The movie also gave an indication of what was to come in another regard, and not necessarily for the best. As I mentioned, Mel Brooks is hilarious in a very small role as a former slave, Tikon, now just a peasant, who longs for the days of security, even if he was treated poorly by his master, Ron Moody, who he loved. You'll recall that Brooks didn't appear in his first film, The Producers. And he just gave himself a tiny role here. But a few years later, I heard an interview with him saying, "If I'd known how funny I'd be in The Twelve Chairs, I'd have made the part bigger." Though it might have been fun to see more of him here, sometimes less and wanting to see more works best. More to the point, he did give himself a bigger role in his next film, Blazing Saddles (a double role, in fact, as the governor and an Indian chief). And then after Young Frankenstein, which he made with Gene Wilder who starred, Brooks began making himself The Star. I like Mel Brooks as an actor -- but I think he's best as a character actor and in supporting roles. I'm not convinced he did his movies justice by starring in all of them. (As you'll note here by how wonderful the acting is in The Twelve Chairs with Moody, Langella and DeLuise.) But his being so wonderful in The Twelve Chairs started that path, I think.
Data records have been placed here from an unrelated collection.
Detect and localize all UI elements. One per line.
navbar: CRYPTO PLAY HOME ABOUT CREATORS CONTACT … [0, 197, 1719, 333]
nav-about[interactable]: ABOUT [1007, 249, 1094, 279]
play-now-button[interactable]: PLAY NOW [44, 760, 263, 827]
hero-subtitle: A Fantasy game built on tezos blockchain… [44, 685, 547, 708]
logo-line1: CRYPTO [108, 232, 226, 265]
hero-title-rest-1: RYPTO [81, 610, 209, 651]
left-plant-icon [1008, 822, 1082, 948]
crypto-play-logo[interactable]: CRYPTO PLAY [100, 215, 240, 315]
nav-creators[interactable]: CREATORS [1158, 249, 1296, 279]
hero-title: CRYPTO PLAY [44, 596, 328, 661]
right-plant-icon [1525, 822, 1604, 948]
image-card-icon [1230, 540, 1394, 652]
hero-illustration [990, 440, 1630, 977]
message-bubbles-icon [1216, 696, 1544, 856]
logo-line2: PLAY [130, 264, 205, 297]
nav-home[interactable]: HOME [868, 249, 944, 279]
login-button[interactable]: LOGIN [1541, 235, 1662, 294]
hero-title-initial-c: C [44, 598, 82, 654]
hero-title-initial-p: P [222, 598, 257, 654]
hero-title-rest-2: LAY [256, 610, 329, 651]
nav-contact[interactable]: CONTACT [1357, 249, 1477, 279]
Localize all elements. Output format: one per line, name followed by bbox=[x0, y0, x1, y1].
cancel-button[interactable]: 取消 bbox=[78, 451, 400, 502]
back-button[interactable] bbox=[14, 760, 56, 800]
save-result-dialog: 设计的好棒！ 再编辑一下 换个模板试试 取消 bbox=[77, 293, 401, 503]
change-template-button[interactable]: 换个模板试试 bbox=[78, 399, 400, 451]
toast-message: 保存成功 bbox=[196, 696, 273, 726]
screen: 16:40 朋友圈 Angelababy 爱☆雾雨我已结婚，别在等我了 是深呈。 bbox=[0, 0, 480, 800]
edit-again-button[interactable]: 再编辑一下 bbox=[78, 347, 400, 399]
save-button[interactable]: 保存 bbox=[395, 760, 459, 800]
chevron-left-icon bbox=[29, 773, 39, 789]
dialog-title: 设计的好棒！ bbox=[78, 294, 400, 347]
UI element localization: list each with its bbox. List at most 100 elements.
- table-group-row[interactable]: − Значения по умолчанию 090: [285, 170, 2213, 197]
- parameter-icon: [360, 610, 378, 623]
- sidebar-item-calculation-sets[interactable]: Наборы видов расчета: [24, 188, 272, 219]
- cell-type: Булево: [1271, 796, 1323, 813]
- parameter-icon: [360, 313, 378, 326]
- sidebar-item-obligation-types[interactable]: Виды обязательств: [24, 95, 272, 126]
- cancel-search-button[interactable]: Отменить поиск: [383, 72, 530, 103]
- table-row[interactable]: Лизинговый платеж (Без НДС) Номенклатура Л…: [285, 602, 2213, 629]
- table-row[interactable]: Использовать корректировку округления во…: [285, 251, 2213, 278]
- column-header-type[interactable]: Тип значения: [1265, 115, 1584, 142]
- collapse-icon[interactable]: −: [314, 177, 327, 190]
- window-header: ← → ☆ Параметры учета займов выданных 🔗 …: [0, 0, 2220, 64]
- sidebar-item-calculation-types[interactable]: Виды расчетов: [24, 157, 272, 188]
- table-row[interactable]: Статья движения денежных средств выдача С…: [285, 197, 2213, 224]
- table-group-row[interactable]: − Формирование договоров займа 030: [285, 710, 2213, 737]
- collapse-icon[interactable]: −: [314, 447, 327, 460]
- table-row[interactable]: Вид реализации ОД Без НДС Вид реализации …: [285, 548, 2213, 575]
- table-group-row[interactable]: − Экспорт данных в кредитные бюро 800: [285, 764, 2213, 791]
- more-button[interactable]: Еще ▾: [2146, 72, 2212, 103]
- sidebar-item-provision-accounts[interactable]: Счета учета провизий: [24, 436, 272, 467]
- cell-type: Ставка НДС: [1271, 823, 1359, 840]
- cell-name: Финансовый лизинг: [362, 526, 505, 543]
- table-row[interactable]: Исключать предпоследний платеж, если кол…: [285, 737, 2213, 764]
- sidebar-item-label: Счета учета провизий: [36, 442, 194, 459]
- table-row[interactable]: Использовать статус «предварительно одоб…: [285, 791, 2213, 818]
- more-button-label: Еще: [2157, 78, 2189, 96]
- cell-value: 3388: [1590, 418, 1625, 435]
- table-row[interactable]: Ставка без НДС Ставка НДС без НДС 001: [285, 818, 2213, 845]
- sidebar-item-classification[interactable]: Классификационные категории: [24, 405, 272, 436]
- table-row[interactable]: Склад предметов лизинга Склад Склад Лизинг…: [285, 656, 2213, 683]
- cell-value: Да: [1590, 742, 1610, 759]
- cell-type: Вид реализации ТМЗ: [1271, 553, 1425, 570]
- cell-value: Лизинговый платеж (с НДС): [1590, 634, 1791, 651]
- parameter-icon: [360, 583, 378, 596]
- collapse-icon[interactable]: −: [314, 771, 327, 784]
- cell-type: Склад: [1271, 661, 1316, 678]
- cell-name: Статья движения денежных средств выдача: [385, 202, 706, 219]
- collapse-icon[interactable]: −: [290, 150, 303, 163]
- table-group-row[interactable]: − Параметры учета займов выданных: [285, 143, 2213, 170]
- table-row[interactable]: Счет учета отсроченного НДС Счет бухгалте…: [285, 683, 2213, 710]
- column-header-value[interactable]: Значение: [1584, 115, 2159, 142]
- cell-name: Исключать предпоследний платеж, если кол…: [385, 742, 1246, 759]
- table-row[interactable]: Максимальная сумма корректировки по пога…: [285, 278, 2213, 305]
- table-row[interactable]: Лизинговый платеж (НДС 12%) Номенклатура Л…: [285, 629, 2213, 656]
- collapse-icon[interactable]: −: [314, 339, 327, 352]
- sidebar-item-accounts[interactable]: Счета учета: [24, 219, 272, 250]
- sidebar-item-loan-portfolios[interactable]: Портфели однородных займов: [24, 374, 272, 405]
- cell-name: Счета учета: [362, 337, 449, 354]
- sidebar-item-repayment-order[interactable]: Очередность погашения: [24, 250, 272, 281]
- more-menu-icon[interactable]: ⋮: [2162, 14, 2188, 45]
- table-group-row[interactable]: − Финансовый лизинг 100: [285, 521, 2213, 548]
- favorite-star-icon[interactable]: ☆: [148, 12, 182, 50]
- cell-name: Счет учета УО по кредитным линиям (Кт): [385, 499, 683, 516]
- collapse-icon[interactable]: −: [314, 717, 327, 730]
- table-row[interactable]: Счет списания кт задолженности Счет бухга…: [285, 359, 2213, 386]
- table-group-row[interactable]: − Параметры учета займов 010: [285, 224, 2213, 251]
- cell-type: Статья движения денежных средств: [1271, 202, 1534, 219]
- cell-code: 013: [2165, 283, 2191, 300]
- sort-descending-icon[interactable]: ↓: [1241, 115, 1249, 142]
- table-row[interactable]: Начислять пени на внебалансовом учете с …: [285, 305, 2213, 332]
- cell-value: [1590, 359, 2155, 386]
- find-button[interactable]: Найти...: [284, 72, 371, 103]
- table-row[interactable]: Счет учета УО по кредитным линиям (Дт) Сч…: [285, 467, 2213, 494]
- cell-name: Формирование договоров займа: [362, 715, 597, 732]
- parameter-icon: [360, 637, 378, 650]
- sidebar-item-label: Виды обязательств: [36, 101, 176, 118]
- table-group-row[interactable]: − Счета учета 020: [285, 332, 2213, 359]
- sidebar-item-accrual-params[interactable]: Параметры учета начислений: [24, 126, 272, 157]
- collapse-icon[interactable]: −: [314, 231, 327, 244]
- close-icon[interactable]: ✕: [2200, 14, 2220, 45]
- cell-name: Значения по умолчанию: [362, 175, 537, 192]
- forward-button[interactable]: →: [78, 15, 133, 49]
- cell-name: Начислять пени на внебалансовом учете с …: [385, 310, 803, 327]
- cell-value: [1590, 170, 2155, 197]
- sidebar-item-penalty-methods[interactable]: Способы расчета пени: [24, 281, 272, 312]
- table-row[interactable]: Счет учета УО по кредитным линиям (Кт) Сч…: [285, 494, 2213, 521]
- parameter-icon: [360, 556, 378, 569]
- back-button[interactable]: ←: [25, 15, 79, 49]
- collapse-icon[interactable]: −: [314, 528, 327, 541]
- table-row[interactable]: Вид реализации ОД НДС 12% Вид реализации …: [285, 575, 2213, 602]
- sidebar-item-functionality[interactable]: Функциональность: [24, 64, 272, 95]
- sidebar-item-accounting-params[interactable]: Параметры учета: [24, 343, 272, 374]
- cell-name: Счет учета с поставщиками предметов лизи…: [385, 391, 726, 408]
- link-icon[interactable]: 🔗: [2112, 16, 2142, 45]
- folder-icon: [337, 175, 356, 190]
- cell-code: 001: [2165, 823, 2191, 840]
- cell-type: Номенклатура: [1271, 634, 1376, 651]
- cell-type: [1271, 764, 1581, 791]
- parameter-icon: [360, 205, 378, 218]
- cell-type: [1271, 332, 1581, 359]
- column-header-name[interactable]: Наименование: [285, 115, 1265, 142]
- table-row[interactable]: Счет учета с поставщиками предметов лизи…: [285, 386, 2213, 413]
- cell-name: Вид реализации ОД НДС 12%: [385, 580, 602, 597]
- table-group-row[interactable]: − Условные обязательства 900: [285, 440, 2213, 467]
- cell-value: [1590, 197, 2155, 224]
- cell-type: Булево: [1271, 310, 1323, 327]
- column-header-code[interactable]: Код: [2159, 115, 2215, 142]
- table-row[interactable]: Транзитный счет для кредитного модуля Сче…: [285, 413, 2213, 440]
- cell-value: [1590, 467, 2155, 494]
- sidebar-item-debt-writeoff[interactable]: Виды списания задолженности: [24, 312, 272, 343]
Hope for the best, expect the worst.
The rich are blessed, the poor are cursed.
Go take your chances
There are no answers.
Hope for the best, expect the worst.
And you'll see the screen credit as -- "by Mel Brooks." Except...it's not. The music is almost exactly note-for-note Brahms Hungarian Dances #2. (Which is itself adapted from old Hungarian folk songs.) While I can understand the desire to take full credit yourself, and the original work for far out of copyright, I think it would almost be a more wonderful credit to have, "Lyrics by Mel Brooks, Music by Johannes Brahms." Plus, it would have been honest.
Anyway, do yourself a favor and check out The Twelve Chairs today.